In the next two blog posts, Laila Ellmoos reflects on two conferences held in Victoria in 2016: the Australian Historical Association (AHA) conference in Ballarat and the Working History conference in Melbourne, organised by the Professional Historians Association (Victoria) (PHA Vic).
This year the annual conference of the AHA was held in the Victorian regional centre of Ballarat. The conference, which ran for five days from 4 to 8 July 2016, was hosted by Federation University (aka FedUni), Australia’s newest tertiary institution. One of the highlights of the conference was its location in this evocative heritage townscape.
The FedUni campus is spread out across Ballarat, occupying an array of historic buildings, some originally used for industrial education relating to the mining industry such as the former School of Mines. The ‘hub’ of the conference was the wonderful Ballarat Mechanics Institute on Sturt Street. The recently restored Minerva Space within the institute building was the location for the keynotes and plenaries, while the regular breaks between sessions – morning tea, lunch and afternoon tea – were held in the Humffray Room. (John Humffray was the Institute’s first president.)
Most of the conference was held in two venues on the campus: the former School of Mines and the Camp Street building. They were separated by an energetic 10 minute walk along Lydiard Street, a bit of a challenge in the cold and rain. The distance between venues also made it hard to move between papers, a practical necessity when there were usually between 10 and 12 parallel sessions.
Although the conference theme ‘From Boom to Bust’ was very fitting with the location of this historic gold mining town, only a few of the papers directly related to the theme. But this wasn’t too much of an issue, as the conference was notable for the number of practitioners – public historians, archaeologists, novelists – who presented papers, particularly on local projects relating to the gold fields and the heritage townscape of Ballarat.
Overall the conference was very well run, the conference papers presented were informative, and the venue was great. The conference organisers were friendly and helpful: any technical difficulties were resolved painlessly and there were always people to direct latecomers to the right rooms.
The highlights for me included papers with a methodological bent: the keynote on the first day delivered by Adam Wilkinson, Director of Edinburgh World Heritage, and a panel presentation on ‘Exhibiting the Great War’ that focussed on how curators and history academics have worked together to curate an exhibition at Museum Victoria, World War 1: Love & Sorrow, and create a book on the war on the home front in New Zealand, Holding on to Home.
Also noticeable was the strong environmental stream throughout the conference, which was very well attended. More here from Yvonne Perkins on the Twitter stream from the AHA conference: https://stumblingpast.com/2016/07/17/blogging-the-2016-australian-historical-association-conference
In contrast to the AHA’s sprawling conference was the Working History conference, organised by PHA Vic held in Melbourne on 19-20 August 2016. But more on that next week.

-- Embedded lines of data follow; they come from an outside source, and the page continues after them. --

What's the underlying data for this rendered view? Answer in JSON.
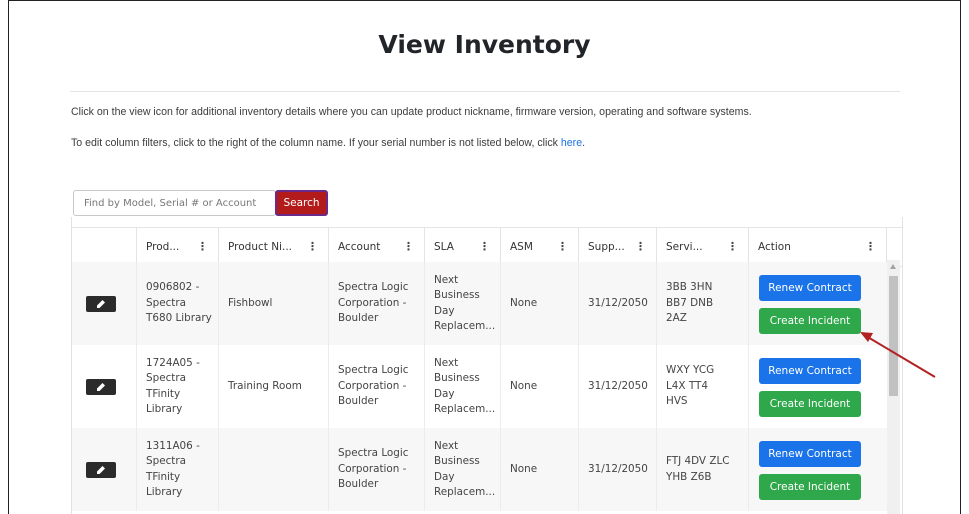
{
  "page": {
    "title": "View Inventory",
    "info_line1": "Click on the view icon for additional inventory details where you can update product nickname, firmware version, operating and software systems.",
    "info_line2_prefix": "To edit column filters, click to the right of the column name. If your serial number is not listed below, click ",
    "info_line2_link": "here",
    "info_line2_suffix": "."
  },
  "search": {
    "placeholder": "Find by Model, Serial # or Account",
    "button_label": "Search"
  },
  "table": {
    "columns": [
      "",
      "Prod...",
      "Product Ni...",
      "Account",
      "SLA",
      "ASM",
      "Supp...",
      "Servi...",
      "Action"
    ],
    "rows": [
      {
        "product": "0906802 -\nSpectra\nT680 Library",
        "nickname": "Fishbowl",
        "account": "Spectra Logic\nCorporation -\nBoulder",
        "sla": "Next\nBusiness\nDay\nReplacem...",
        "asm": "None",
        "support": "31/12/2050",
        "service": "3BB 3HN\nBB7 DNB\n2AZ"
      },
      {
        "product": "1724A05 -\nSpectra\nTFinity\nLibrary",
        "nickname": "Training Room",
        "account": "Spectra Logic\nCorporation -\nBoulder",
        "sla": "Next\nBusiness\nDay\nReplacem...",
        "asm": "None",
        "support": "31/12/2050",
        "service": "WXY YCG\nL4X TT4\nHVS"
      },
      {
        "product": "1311A06 -\nSpectra\nTFinity\nLibrary",
        "nickname": "",
        "account": "Spectra Logic\nCorporation -\nBoulder",
        "sla": "Next\nBusiness\nDay\nReplacem...",
        "asm": "None",
        "support": "31/12/2050",
        "service": "FTJ 4DV ZLC\nYHB Z6B"
      }
    ],
    "renew_label": "Renew Contract",
    "create_label": "Create Incident"
  },
  "icons": {
    "view": "edit-view-icon",
    "kebab": "kebab-menu-icon",
    "annotation": "red-arrow-annotation"
  },
  "colors": {
    "search_button": "#b31b1b",
    "renew_button": "#1a73e8",
    "create_button": "#2ea84a",
    "link": "#1a73e8",
    "arrow": "#b22222"
  }
}
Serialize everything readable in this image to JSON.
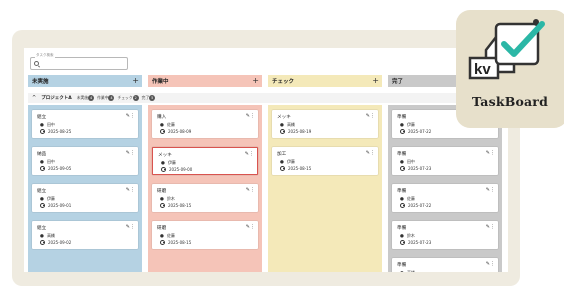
{
  "search": {
    "label": "タスク検索"
  },
  "columns": [
    {
      "title": "未実施",
      "color": "#b5d2e3"
    },
    {
      "title": "作業中",
      "color": "#f5c4b8"
    },
    {
      "title": "チェック",
      "color": "#f4e9b9"
    },
    {
      "title": "完了",
      "color": "#c9c9c9"
    }
  ],
  "add_symbol": "+",
  "project": {
    "name": "プロジェクトA",
    "statuses": [
      {
        "label": "未実施",
        "count": "4"
      },
      {
        "label": "作業中",
        "count": "4"
      },
      {
        "label": "チェック",
        "count": "2"
      },
      {
        "label": "完了",
        "count": "5"
      }
    ]
  },
  "cards": {
    "todo": [
      {
        "title": "組立",
        "person": "田中",
        "date": "2025-08-25"
      },
      {
        "title": "納品",
        "person": "田中",
        "date": "2025-09-05"
      },
      {
        "title": "組立",
        "person": "伊藤",
        "date": "2025-09-01"
      },
      {
        "title": "組立",
        "person": "高橋",
        "date": "2025-09-02"
      }
    ],
    "doing": [
      {
        "title": "購入",
        "person": "佐藤",
        "date": "2025-08-09"
      },
      {
        "title": "メッキ",
        "person": "伊藤",
        "date": "2025-09-00"
      },
      {
        "title": "研磨",
        "person": "鈴木",
        "date": "2025-08-15"
      },
      {
        "title": "研磨",
        "person": "佐藤",
        "date": "2025-08-15"
      }
    ],
    "check": [
      {
        "title": "メッキ",
        "person": "高橋",
        "date": "2025-08-19"
      },
      {
        "title": "加工",
        "person": "伊藤",
        "date": "2025-08-15"
      }
    ],
    "done": [
      {
        "title": "準備",
        "person": "伊藤",
        "date": "2025-07-22"
      },
      {
        "title": "準備",
        "person": "田中",
        "date": "2025-07-23"
      },
      {
        "title": "準備",
        "person": "佐藤",
        "date": "2025-07-22"
      },
      {
        "title": "準備",
        "person": "鈴木",
        "date": "2025-07-23"
      },
      {
        "title": "準備",
        "person": "高橋",
        "date": ""
      }
    ]
  },
  "icons": {
    "pencil": "✎",
    "more": "⋮",
    "person": "👤",
    "chevron": "^"
  },
  "logo": {
    "text": "TaskBoard",
    "badge": "kv",
    "accent": "#2bb7a6"
  }
}
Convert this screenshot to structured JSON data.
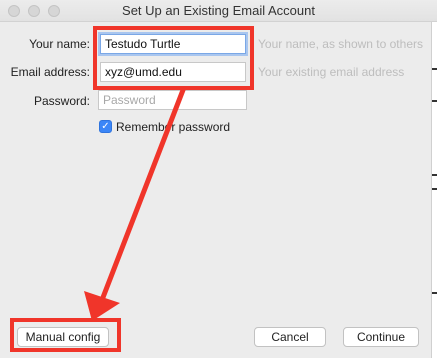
{
  "window": {
    "title": "Set Up an Existing Email Account"
  },
  "form": {
    "name_label": "Your name:",
    "name_value": "Testudo Turtle",
    "name_hint": "Your name, as shown to others",
    "email_label": "Email address:",
    "email_value": "xyz@umd.edu",
    "email_hint": "Your existing email address",
    "password_label": "Password:",
    "password_placeholder": "Password",
    "remember_label": "Remember password",
    "remember_checked": true
  },
  "buttons": {
    "manual_config": "Manual config",
    "cancel": "Cancel",
    "continue": "Continue"
  },
  "annotations": {
    "highlight_color": "#f0352a"
  }
}
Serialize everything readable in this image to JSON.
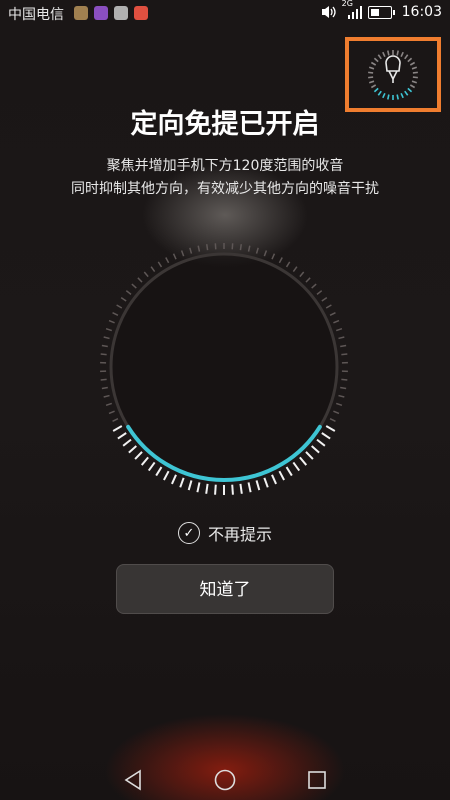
{
  "status_bar": {
    "carrier": "中国电信",
    "network": "2G",
    "time": "16:03",
    "icons": [
      "app-icon-1",
      "app-icon-2",
      "app-icon-3",
      "app-icon-4",
      "vibrate-icon",
      "signal-icon",
      "battery-icon"
    ]
  },
  "dialog": {
    "title": "定向免提已开启",
    "line1": "聚焦并增加手机下方120度范围的收音",
    "line2": "同时抑制其他方向，有效减少其他方向的噪音干扰",
    "checkbox_label": "不再提示",
    "checkbox_checked": true,
    "ok_button": "知道了"
  },
  "colors": {
    "accent": "#3ec5d4",
    "highlight": "#ef7d2f",
    "background": "#1a1616"
  }
}
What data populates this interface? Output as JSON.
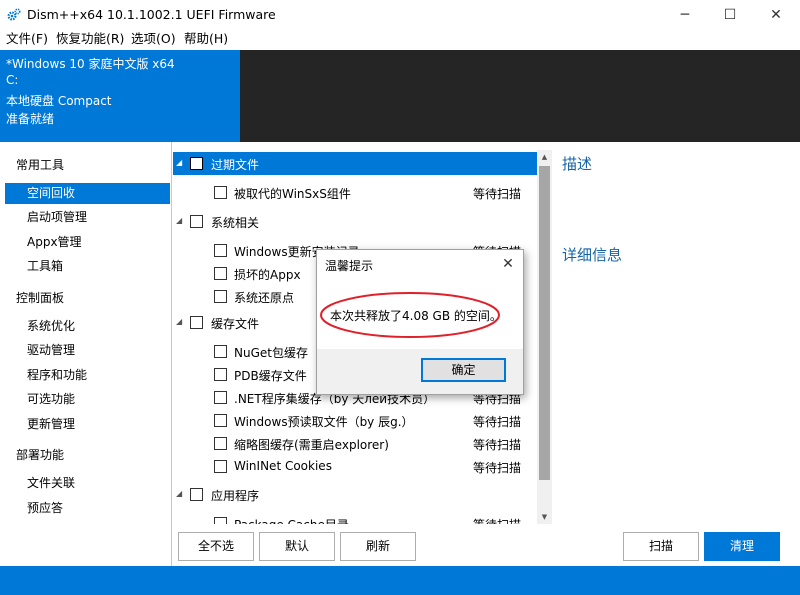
{
  "window": {
    "title": "Dism++x64 10.1.1002.1 UEFI Firmware",
    "controls": {
      "minimize": "─",
      "maximize": "☐",
      "close": "✕"
    }
  },
  "menu": [
    {
      "label": "文件(F)"
    },
    {
      "label": "恢复功能(R)"
    },
    {
      "label": "选项(O)"
    },
    {
      "label": "帮助(H)"
    }
  ],
  "info": {
    "lines": [
      "*Windows 10 家庭中文版 x64",
      "C:",
      "本地硬盘 Compact",
      "准备就绪"
    ]
  },
  "sidebar": {
    "groups": [
      {
        "label": "常用工具",
        "items": [
          {
            "label": "空间回收",
            "selected": true
          },
          {
            "label": "启动项管理"
          },
          {
            "label": "Appx管理"
          },
          {
            "label": "工具箱"
          }
        ]
      },
      {
        "label": "控制面板",
        "items": [
          {
            "label": "系统优化"
          },
          {
            "label": "驱动管理"
          },
          {
            "label": "程序和功能"
          },
          {
            "label": "可选功能"
          },
          {
            "label": "更新管理"
          }
        ]
      },
      {
        "label": "部署功能",
        "items": [
          {
            "label": "文件关联"
          },
          {
            "label": "预应答"
          }
        ]
      }
    ]
  },
  "list": {
    "rows": [
      {
        "type": "group",
        "label": "过期文件",
        "selected": true
      },
      {
        "type": "item",
        "label": "被取代的WinSxS组件",
        "status": "等待扫描"
      },
      {
        "type": "group",
        "label": "系统相关"
      },
      {
        "type": "item",
        "label": "Windows更新安装记录",
        "status": "等待扫描"
      },
      {
        "type": "item",
        "label": "损坏的Appx",
        "status": ""
      },
      {
        "type": "item",
        "label": "系统还原点",
        "status": ""
      },
      {
        "type": "group",
        "label": "缓存文件"
      },
      {
        "type": "item",
        "label": "NuGet包缓存",
        "status": ""
      },
      {
        "type": "item",
        "label": "PDB缓存文件",
        "status": ""
      },
      {
        "type": "item",
        "label": ".NET程序集缓存（by 天лей技术员）",
        "status": "等待扫描"
      },
      {
        "type": "item",
        "label": "Windows预读取文件（by 辰g.）",
        "status": "等待扫描"
      },
      {
        "type": "item",
        "label": "缩略图缓存(需重启explorer)",
        "status": "等待扫描"
      },
      {
        "type": "item",
        "label": "WinINet Cookies",
        "status": "等待扫描"
      },
      {
        "type": "group",
        "label": "应用程序"
      },
      {
        "type": "item",
        "label": "Package Cache目录",
        "status": "等待扫描"
      }
    ]
  },
  "details": {
    "description_title": "描述",
    "detail_title": "详细信息"
  },
  "buttons": {
    "deselect_all": "全不选",
    "default": "默认",
    "refresh": "刷新",
    "scan": "扫描",
    "clean": "清理"
  },
  "dialog": {
    "title": "温馨提示",
    "message": "本次共释放了4.08 GB 的空间。",
    "ok": "确定",
    "close": "✕"
  },
  "colors": {
    "accent": "#0078d7",
    "dark_panel": "#252526",
    "annotation_red": "#e0202a",
    "link_blue": "#1664a8"
  }
}
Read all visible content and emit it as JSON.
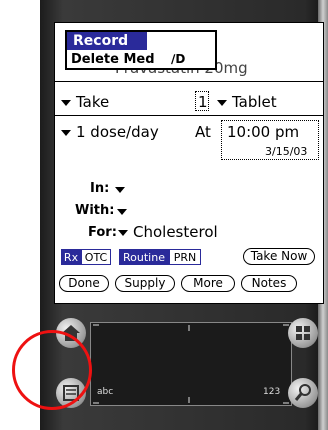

Image: Engraving by Campbell, Oswald Rose Campbell showing students in the in the Metallurgical Laboratory at the Ballarat School of Mines in 1873. (State Library of Victoria, IAN15/07/73/SUPP/121 http://handle.slv.vic.gov.au/10381/241664)
3 thoughts on “Historians communing: part one”
Again, thank you. I like these reports on conferences I did not attend.
Enjoyed the link to the Museum of Victoria’s exhibition on WWI. One telling exhibit I found helpful in understanding the impact of the war was the analysis house by house down a named suburban street, telling how residents in each household were engaged in the war effort at home or abroad.
Thanks Bruce. I spent a lot of time at the Love & Sorrow exhibition on Monday. The web presentation of the exhibition is equally excellent. I too especially liked the house by house analysis of Normanby Avenue to explore the war’s impact – it’s great that this type of research can be integral to both presentations of the exhibition.
Sounds like an interesting conference – how did you manage to choose between all those competing parallel sessions?